First Vacation After Quitting Drinking

I am celebrating 2 year sober. 

Looking back, I'd like to tell my fragile newly sober self the lessons I've learned. 

I hope it comforts you to know that ditching the drink is really uncomfortable. 

That doesn't mean you are doing it wrong. 

You won't always feels the discomfort you feel now. 

I'd like to share my first sober vacation with you.  

I was only a month sober when I took my family on a Spring Break beach vacation.

At the time, when I was counting the days, if not hours, being sober.

A month felt like a really long time.

When I started on my quit drinking again experiment,

I didn’t even know if I would make it 5 days without alcohol.

After 30 Days I was ready for the dramatic before and after picture. 

It felt like I changed everything in 30 days. 

Now, after 2 years into this alcohol free life, I know that at 30 days I was still a fragile baby bird, in my sobriety. 

At 30 days sober, after mostly staying at home and avoiding life and alcohol, we arrived in Treasure Island.

On our first night there, we ate dinner on the beach, while we watched the sunset.

We were surrounded by, Spring Break families.

I assumed everyone was a normal drinker, except me, sober.

In my mind, the other parents enjoying beachside libations, rarely drank in real life.

They were enjoying well earned drinks on Spring Break.

Innocent Mom’s were ordering more wine than usual, while their kids ran around in the sand.

Everyone was having fun.

No one was getting out of hand.

Everyone knew how to drink the right way and the right amount.

I wanted to be one of them.

Jimmy Buffett was singing in the background. 

It was 5 o'clock somewhere for everyone, except me and my husband. 

Here we were sipping our Diet Cokes, and feeling sorry for ourselves.

It sucked.

How would we not drink on a beach vacation?

What was I doing to us?

This was a stupid experiment anyway.

I was being too dramatic.

I didn’t actually have to quit drinking, and definitely not quit forever.

I felt bad that my husband had lost his party girl wife.

I used to be so much fun.

I vowed to not cave on my first night there.

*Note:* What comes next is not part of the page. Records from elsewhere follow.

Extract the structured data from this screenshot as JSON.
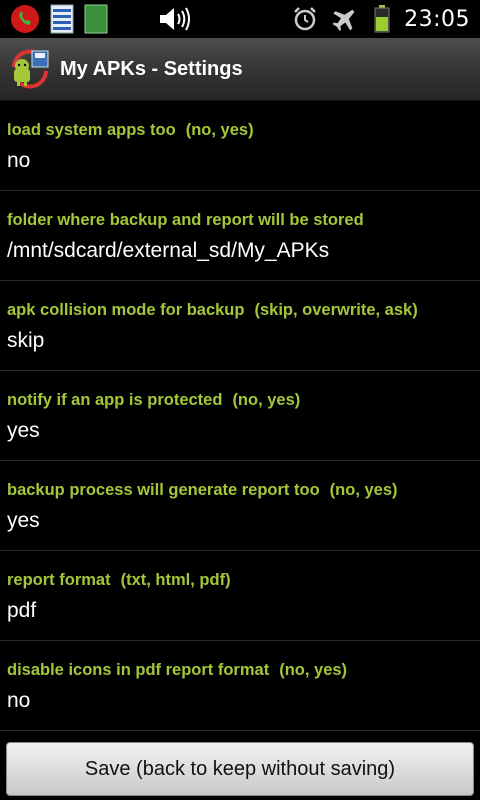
{
  "status_bar": {
    "time": "23:05",
    "icons": [
      "phone-call-icon",
      "document-icon",
      "green-book-icon",
      "volume-icon",
      "alarm-icon",
      "airplane-icon",
      "battery-icon"
    ]
  },
  "app": {
    "title": "My APKs - Settings",
    "icon": "android-backup-icon"
  },
  "settings": [
    {
      "title": "load system apps too",
      "options": "(no, yes)",
      "value": "no"
    },
    {
      "title": "folder where backup and report will be stored",
      "options": "",
      "value": "/mnt/sdcard/external_sd/My_APKs"
    },
    {
      "title": "apk collision mode for backup",
      "options": "(skip, overwrite, ask)",
      "value": "skip"
    },
    {
      "title": "notify if an app is protected",
      "options": "(no, yes)",
      "value": "yes"
    },
    {
      "title": "backup process will generate report too",
      "options": "(no, yes)",
      "value": "yes"
    },
    {
      "title": "report format",
      "options": "(txt, html, pdf)",
      "value": "pdf"
    },
    {
      "title": "disable icons in pdf report format",
      "options": "(no, yes)",
      "value": "no"
    }
  ],
  "save_button": {
    "label": "Save (back to keep without saving)"
  },
  "colors": {
    "accent": "#a4c639",
    "background": "#000000"
  }
}
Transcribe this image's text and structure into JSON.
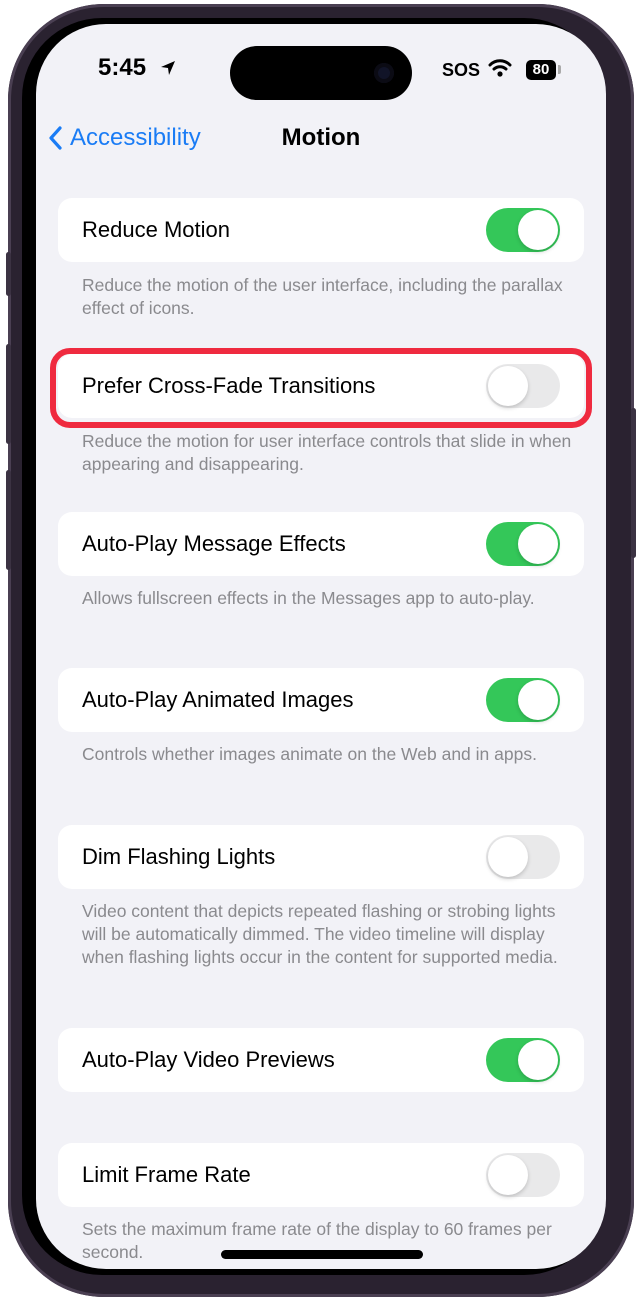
{
  "status_bar": {
    "time": "5:45",
    "carrier": "SOS",
    "battery": "80"
  },
  "nav": {
    "back_label": "Accessibility",
    "title": "Motion"
  },
  "settings": [
    {
      "label": "Reduce Motion",
      "on": true,
      "footer": "Reduce the motion of the user interface, including the parallax effect of icons."
    },
    {
      "label": "Prefer Cross-Fade Transitions",
      "on": false,
      "highlighted": true,
      "footer": "Reduce the motion for user interface controls that slide in when appearing and disappearing."
    },
    {
      "label": "Auto-Play Message Effects",
      "on": true,
      "footer": "Allows fullscreen effects in the Messages app to auto-play."
    },
    {
      "label": "Auto-Play Animated Images",
      "on": true,
      "footer": "Controls whether images animate on the Web and in apps."
    },
    {
      "label": "Dim Flashing Lights",
      "on": false,
      "footer": "Video content that depicts repeated flashing or strobing lights will be automatically dimmed. The video timeline will display when flashing lights occur in the content for supported media."
    },
    {
      "label": "Auto-Play Video Previews",
      "on": true,
      "footer": ""
    },
    {
      "label": "Limit Frame Rate",
      "on": false,
      "footer": "Sets the maximum frame rate of the display to 60 frames per second."
    }
  ],
  "colors": {
    "accent": "#1a7cf5",
    "toggle_on": "#34c759",
    "toggle_off": "#e9e9ea",
    "highlight": "#ef2a3f",
    "background": "#f2f2f7"
  }
}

I thought, tomorrow, maybe, I could switch directions. 

Maybe I could drink. 

Maybe I was a normal drinker now, after 30 days alcohol free. 

Maybe I was the kind of person that only drank on vacation. 

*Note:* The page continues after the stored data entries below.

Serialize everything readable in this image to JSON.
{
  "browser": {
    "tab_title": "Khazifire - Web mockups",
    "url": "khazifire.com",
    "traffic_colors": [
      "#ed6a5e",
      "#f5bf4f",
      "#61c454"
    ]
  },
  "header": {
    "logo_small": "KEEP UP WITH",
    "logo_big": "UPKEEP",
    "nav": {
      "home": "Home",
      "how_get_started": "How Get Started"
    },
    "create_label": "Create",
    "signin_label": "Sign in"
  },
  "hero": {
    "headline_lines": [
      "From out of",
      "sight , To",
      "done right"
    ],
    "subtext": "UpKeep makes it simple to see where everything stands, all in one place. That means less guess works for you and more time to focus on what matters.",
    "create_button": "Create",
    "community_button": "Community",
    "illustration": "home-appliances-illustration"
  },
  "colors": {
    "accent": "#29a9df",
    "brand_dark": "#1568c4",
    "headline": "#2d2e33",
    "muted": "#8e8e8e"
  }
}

I decided to finish my negotiations with myself in the morning.

I would table this talk for tonight. 

I went to bed irritable, feeling like it's not fair.

I was pretty sure this vacation was going to suck.

The rest of my sober life would probably suck too.

I woke up the next morning, 3 hours before my family.

I got coffee and journaled on the beach alone.

I called a sober friend and laughed and cried about how much this sucked.

I did yoga to the sound of the waves.

When my family woke up and joined me, I was calm and happy.

I did this self care routine every morning for the rest of Spring Break.

Every night, we skipped the margaritaville bar scene.

We took a walk to a local ice cream shop instead.

When my head hit the pillow at the end of each day, I thanked God for this beautiful life and my amazing family.

I thanked myself for my new found sobriety, which allowed me to stay present with my people instead of trying to get away or not be seen. 

I share this story with you, so you know you are not alone.

If you are in your first days, weeks, and months of sobriety you may not be feeling the inner peace, extra energy, and motivation that comes later down the road.

If you are feeling irritated, unsure, and angry, you are not doing it wrong. 

Feeling the whole spectrum of feelings means that you are are doing it right. 

Stay the course. 

Positive vibes are coming, I promise. 

Keep planting seeds for your future.